Nach dem Beginn des Kriegs in der Ukraine belegten die USA den RDIF mit Sanktionen und bezeichneten ihn als «Schmiergeldkasse Putins». Gegen Dmitrijew persönlich haben jedoch weder die USA noch die EU Sanktionen erhoben.
Dmitrijews Vermögen
Dmitrijew hat seine privilegierte Position zwischen Wirtschaft, Politik und Medienwelt ausgenutzt, um ein Vermögen anzuhäufen. Laut einer Recherche der Antikorruptionsstiftung FBK, die von dem verstorbenen Oppositionspolitiker Alexej Nawalny gegründet wurde, besitzen Dmitrijew und seine Familie Immobilien im Gesamtwert von rund 81 Millionen Euro – nicht nur in Russland, sondern auch in Frankreich, Monaco und Dubai. Nach Einschätzung der Stiftung steht dieses Vermögen in keinem Verhältnis zu dem offiziellen Gehalt eines russischen Staatsfonds-Chefs.

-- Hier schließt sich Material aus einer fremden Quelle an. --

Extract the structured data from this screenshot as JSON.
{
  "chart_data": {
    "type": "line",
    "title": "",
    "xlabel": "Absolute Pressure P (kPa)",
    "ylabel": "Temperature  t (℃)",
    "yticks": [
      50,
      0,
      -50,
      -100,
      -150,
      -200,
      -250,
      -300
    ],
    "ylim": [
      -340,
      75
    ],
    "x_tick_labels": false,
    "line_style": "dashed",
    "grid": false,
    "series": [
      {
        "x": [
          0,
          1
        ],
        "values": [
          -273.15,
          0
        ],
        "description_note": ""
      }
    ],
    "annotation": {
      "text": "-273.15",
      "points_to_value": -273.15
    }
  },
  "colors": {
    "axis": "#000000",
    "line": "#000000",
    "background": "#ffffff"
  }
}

Jetzt steht Dmitrijew im Mittelpunkt der russischen Diplomatie. Laut «Bloomberg» war er es, der Putin überzeugt haben soll, die Ukraine-Verhandlungen mit Trump auf der Grundlage von Geschäftsinteressen zu führen. Dabei setzte er auch im Stile des US-Präsidenten auf grossangelegte Prestigeprojekte. So schlug er zuletzt eine gigantische Tunnelverbindung zwischen Alaska und Russland vor. Diese Idee geistert wohl seit Jahren durch die Flure des RDIF.
Das Projekt würde Schätzungen zufolge hunderte Milliarden verschlingen, ohne jedoch einen direkten wirtschaftlichen Nutzen zu haben. Die Küsten der beiden Länder sind nicht ans Bahnnetz angeschlossen. Um einen Tunnel nutzen zu können, müssten also noch tausende Kilometer Bahnschienen verlegt werden.
Dmitrijew könnte auch ein persönliches Interesse an einer baldigen Waffenruhe haben: Laut Medienberichten leben seine Eltern immer noch in Kiew, im Stadtteil Swjatoschyn. Dieser wurde unter anderem 2022 schwer bombardiert. Eine russische Rakete traf damals ein Gebäude unmittelbar neben ihrer Wohnung.